To do so will take greater scrutiny of the conventional wisdom on how to create jobs by elected officials and the general public, and a greater outcry when these practices do more harm than good to our Commonwealth.
When lawmakers and the public are silent when companies take our tax subsidies and then move operations to China, or lay off workers while making record profits, or lobby to gut safety and environmental protections to save money, it makes it very easy for lobbyists to quietly guide these efforts through the halls of Beacon Hill.
While I have dedicated most of my political career to opposing the efforts of corporate lobbyists, I also admit that I contributed to part of the current dynamic by initially supporting the state investment in Evergreen Solar. I saw it as a good way to jumpstart the clean tech industry in Massachusetts, and a way to create hundreds of good jobs in our district. As we know now, it wasn’t.

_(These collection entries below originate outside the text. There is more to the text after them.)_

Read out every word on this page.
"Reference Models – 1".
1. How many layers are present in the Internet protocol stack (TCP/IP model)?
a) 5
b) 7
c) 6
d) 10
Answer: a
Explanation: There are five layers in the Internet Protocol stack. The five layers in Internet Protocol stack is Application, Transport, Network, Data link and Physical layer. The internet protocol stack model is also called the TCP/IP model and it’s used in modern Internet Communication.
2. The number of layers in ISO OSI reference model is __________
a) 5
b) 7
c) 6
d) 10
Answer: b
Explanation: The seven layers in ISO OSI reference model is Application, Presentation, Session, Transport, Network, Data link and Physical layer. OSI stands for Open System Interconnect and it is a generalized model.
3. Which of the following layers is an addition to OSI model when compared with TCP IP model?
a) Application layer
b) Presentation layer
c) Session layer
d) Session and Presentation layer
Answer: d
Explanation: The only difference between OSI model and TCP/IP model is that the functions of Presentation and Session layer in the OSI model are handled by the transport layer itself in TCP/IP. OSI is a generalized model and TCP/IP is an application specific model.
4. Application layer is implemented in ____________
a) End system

Over the last few years, as I’ve taken a harder look at some of these corporate subsidies, I’ve grown to believe that this isn’t the most effective economic development strategy for our state.
Right now, we need a much broader and deeper discussion about how to actually create sustainable jobs in Massachusetts. We need a greater focus on helping small businesses that have been here for generations expand, and on investing in public infrastructure – transportation, education, health care – to ensure that job creation will be steadier and more stable. Most of all, we need to have an adult discussion about moving to a fairer tax system that not only reduces tax burdens on working and middle class families, but ensures greater consumer demand and stimulation of the economy.
If we are to bring our communities back from the brink of financial disaster, and ensure economic security and development for all, these are the sorts of public discussions we need to start having.